Spinogenix announced that the European Medicines Agency (EMA) has granted orphan drug designation (ODD) to SPG601 for the treatment of people with Fragile X syndrome (FXS), a condition for which there is currently no approved medicine.
FXS, a known cause of autism, is the leading inherited form of intellectual disability caused by the silencing of the Fmr1 gene. FXS can produce a wide range of disabling symptoms, with many individuals requiring lifelong around-the-clock supportive care.
SPG601 works at the synaptic level, targeting a well-established molecular dysfunction in FXS, addressing core symptoms to improve challenging behaviors and the overall quality of life of those affected. It is a small molecule large-conductance, calcium-activated potassium ("BK") channel activator that works by binding to BK channels and increasing their activation to correct specific synaptic dysfunctions that underlie many core symptoms of FXS.
"We are grateful to the EMA for recognizing the importance of developing treatments for FXS and supporting the development and path to market for our novel drug, SPG601," said Dr. Stella Sarraf, Spinogenix Chief Executive Officer and Founder. "We want to ensure that every person living with this disabling condition can access treatment. Having already obtained ODD and Fast Track designations from the U.S. FDA, this new grant from the EMA takes us one step forward to achieving our mission to help patients across the globe."
Topline results from a Phase 2 randomized, double-blind, placebo-controlled, crossover study of SPG601 therapy in adult men with FXS were announced earlier this year. The study met its primary goal, significantly reducing high-frequency gamma band activity in the FXS subjects, a key indicator that occurs in FXS patients at the expense of normal brain activity levels that are used for learning and memory.

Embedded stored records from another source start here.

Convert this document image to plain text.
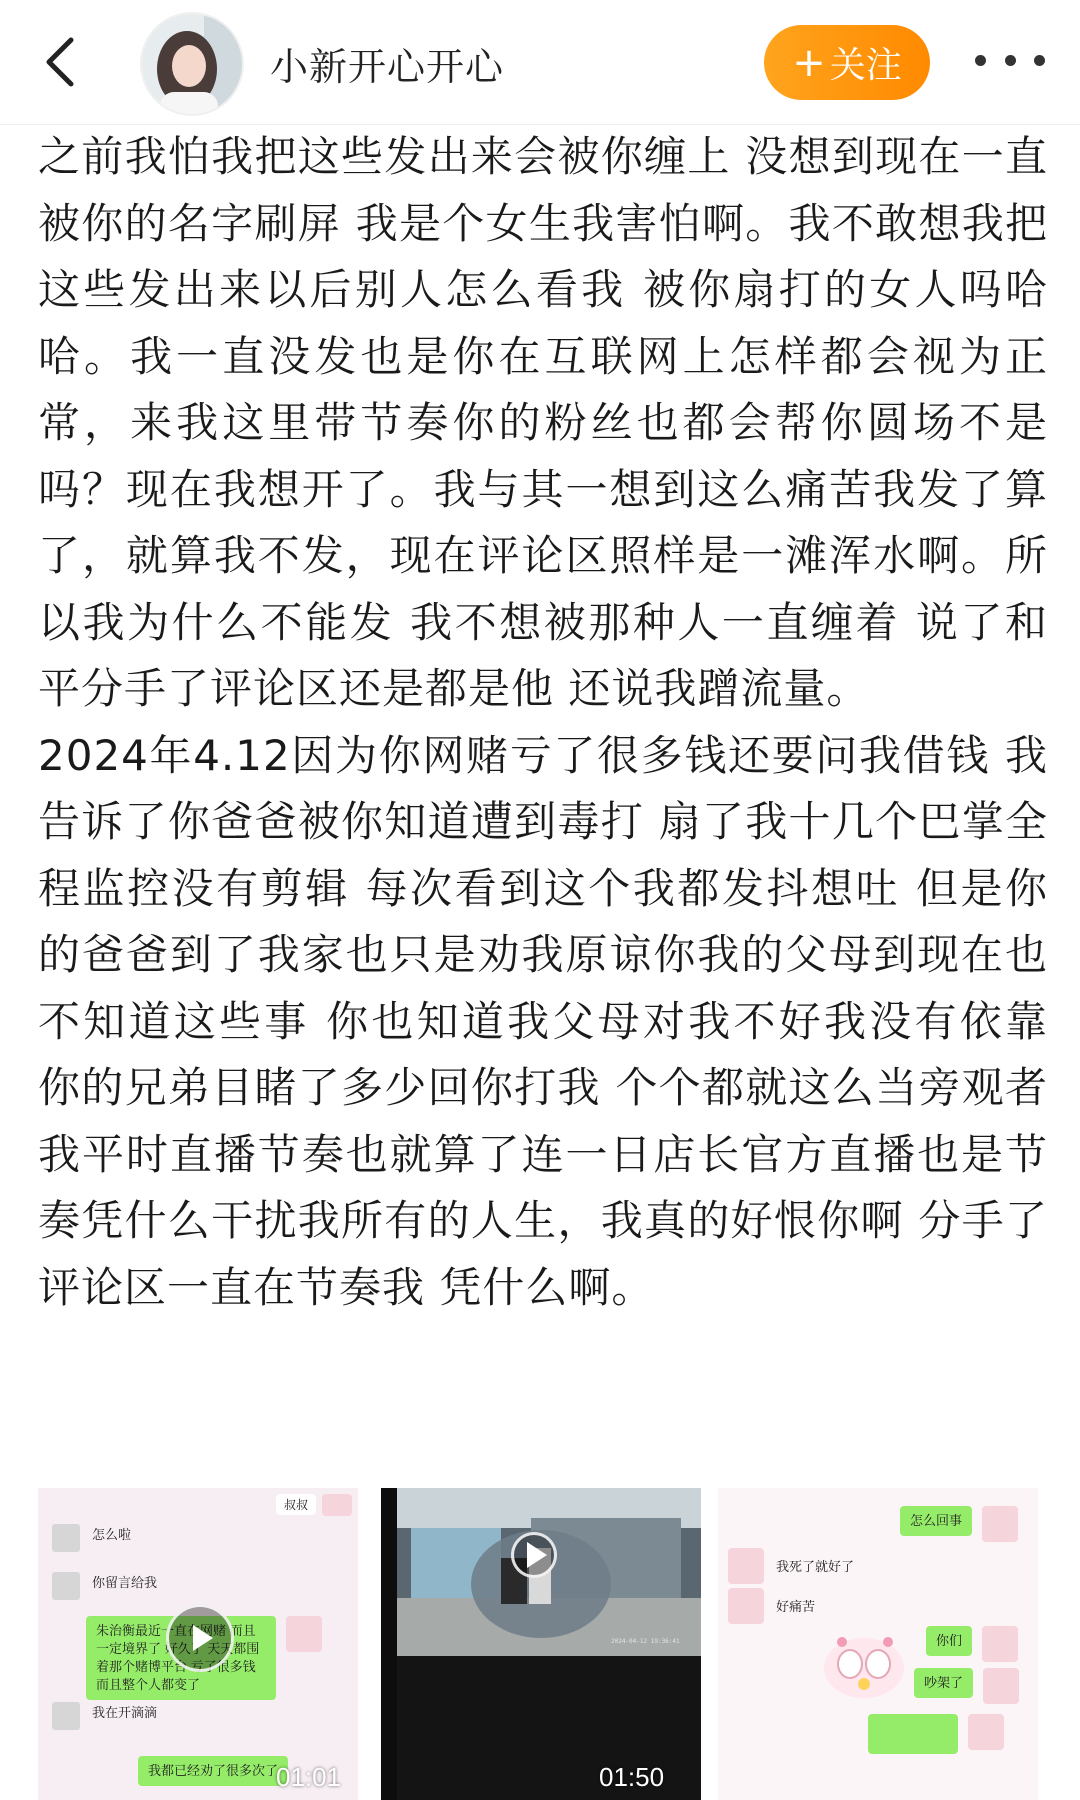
小新开心开心	+ 关注

之前我怕我把这些发出来会被你缠上 没想到现在一直被你的名字刷屏 我是个女生我害怕啊。我不敢想我把这些发出来以后别人怎么看我 被你扇打的女人吗哈哈。我一直没发也是你在互联网上怎样都会视为正常，来我这里带节奏你的粉丝也都会帮你圆场不是吗？现在我想开了。我与其一想到这么痛苦我发了算了，就算我不发，现在评论区照样是一滩浑水啊。所以我为什么不能发 我不想被那种人一直缠着 说了和平分手了评论区还是都是他 还说我蹭流量。

2024年4.12因为你网赌亏了很多钱还要问我借钱 我告诉了你爸爸被你知道遭到毒打 扇了我十几个巴掌全程监控没有剪辑 每次看到这个我都发抖想吐 但是你的爸爸到了我家也只是劝我原谅你我的父母到现在也不知道这些事 你也知道我父母对我不好我没有依靠 你的兄弟目睹了多少回你打我 个个都就这么当旁观者 我平时直播节奏也就算了连一日店长官方直播也是节奏凭什么干扰我所有的人生，我真的好恨你啊 分手了评论区一直在节奏我 凭什么啊。

叔叔
怎么啦
你留言给我
朱治衡最近一直在网赌 而且一定境界了 好久了 天天都围着那个赌博平台 亏了很多钱而且整个人都变了
我在开滴滴
我都已经劝了很多次了
01:01
2024-04-12 19:36:41
01:50
怎么回事
我死了就好了
好痛苦
你们
吵架了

"Currently, FXS has no approved treatment, making indications like the EMA's ODD crucial for advancing therapies and accelerating development," said Dr. Craig Erickson, Spinogenix Chief Medical Advisor and principal investigator of the recently completed Phase 2 study conducted at Cincinnati Children's Hospital. "SPG601 has the potential to improve the underlying synaptic deficits central to this condition, offering immense hope to the whole patient community."

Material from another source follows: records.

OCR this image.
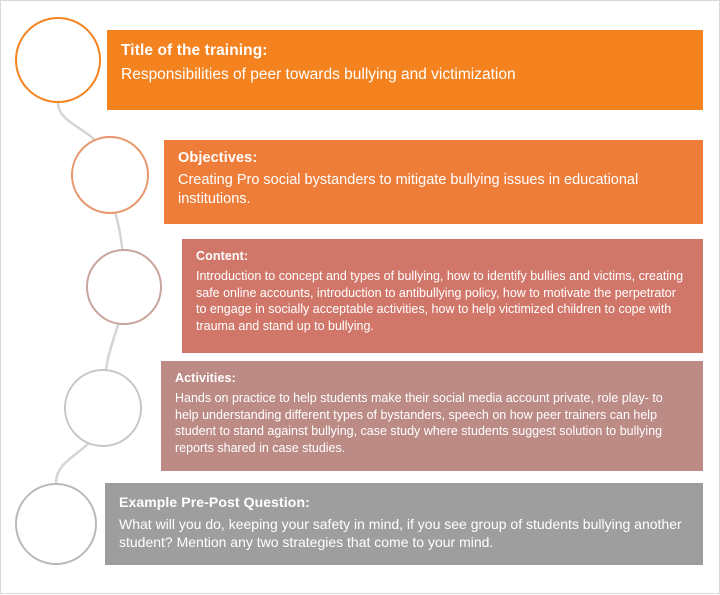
Title of the training:
Responsibilities of peer towards bullying and victimization
Objectives:
Creating Pro social bystanders to mitigate bullying issues in educational institutions.
Content:
Introduction to concept and types of bullying, how to identify bullies and victims, creating safe online accounts, introduction to antibullying policy, how to motivate the perpetrator to engage in socially acceptable activities, how to help victimized children to cope with trauma and stand up to bullying.
Activities:
Hands on practice to help students make their social media account private, role play- to help understanding different types of bystanders, speech on how peer trainers can help student to stand against bullying, case study where students suggest solution to bullying reports shared in case studies.
Example Pre-Post Question:
What will you do, keeping your safety in mind, if you see group of students bullying another student? Mention any two strategies that come to your mind.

The EMA grants ODD to drugs and biologics intended for the treatment, prevention or diagnosis of a life-threatening or chronically debilitating disease that affects fewer than five in 10,000 people in the European Union, and with either no currently approved method of diagnosis, prevention or treatment or with significant benefit to those affected by the disease. Companies that secure ODD benefit from a 10-year period of market exclusivity following authorization, protocol assistance, and regulatory fee reductions.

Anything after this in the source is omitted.